JJ: Sama myśl o rozwodzie nie oznacza, że tak naprawdę chcemy rozstania. Dla wielu ludzi mówienie o rozwodzie jest komunikatem w kryzysie, który oznacza: „Mam dość, jestem zmęczony”. To jest często sposób komunikacji emocjonalnej, sygnał wysyłany po to, by wstrząsnąć drugą osobą.
KT: Jak wiele sytuacji – pozornie beznadziejnych – dałoby się rozwiązać u psychologa?
JJ: Terapia jest katalizatorem. Ktoś przychodzi ratować małżeństwo, a okazuje się, że to się kończy rozwodem. Takich przypadków w mojej praktyce jest mniej, ale to się zdarza. Separacja, która jest między małżonkami, zostaje obnażona, nazwana, wszystkie mechanizmy obronne przestają działać. I ludzie stają wobec kolejnego dylematu: „Jak się rozstać?”.
KT: Dzieci mają wpływ na taką decyzję?
JJ: Oczywiście.

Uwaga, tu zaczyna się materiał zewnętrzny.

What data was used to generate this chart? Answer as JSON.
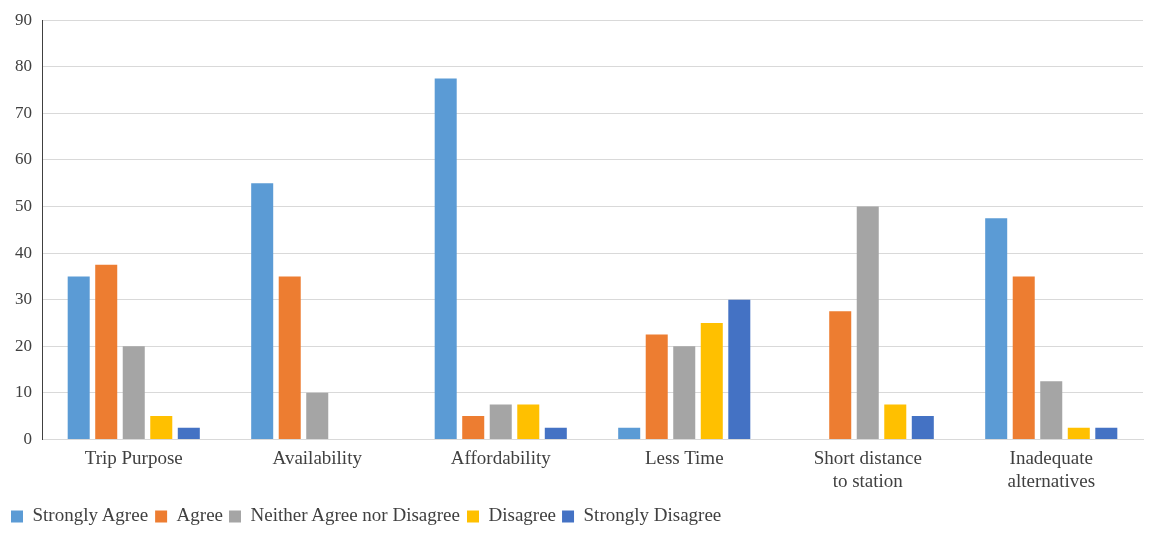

Posiadanie dzieci ma wpływ na ostateczną decyzję. Ja jestem przeciwnikiem ułatwiania ludziom rozwodzenia się, nie nieumożliwiana, ale ułatwiania. Dlatego że czasami na tej trudniejszej, dłuższej drodze mogą uruchomić się siły wewnętrzne, zewnętrzne, które sprawią, że małżeństwo da się posklejać.
KT: Od czego to zależy? Od mocy miłości? Systemu wartości? Religii? Charakteru?
JJ: Religia ma duże znaczenia. Ważny jest system wartości, którym kierują się w życiu te osoby. System, który jest oparty na konkretnych zasadach: odpowiedzialności za dziecko, uznania, że rodzina jest najważniejszą wartością, że wartością jest dawanie, a nie tylko branie.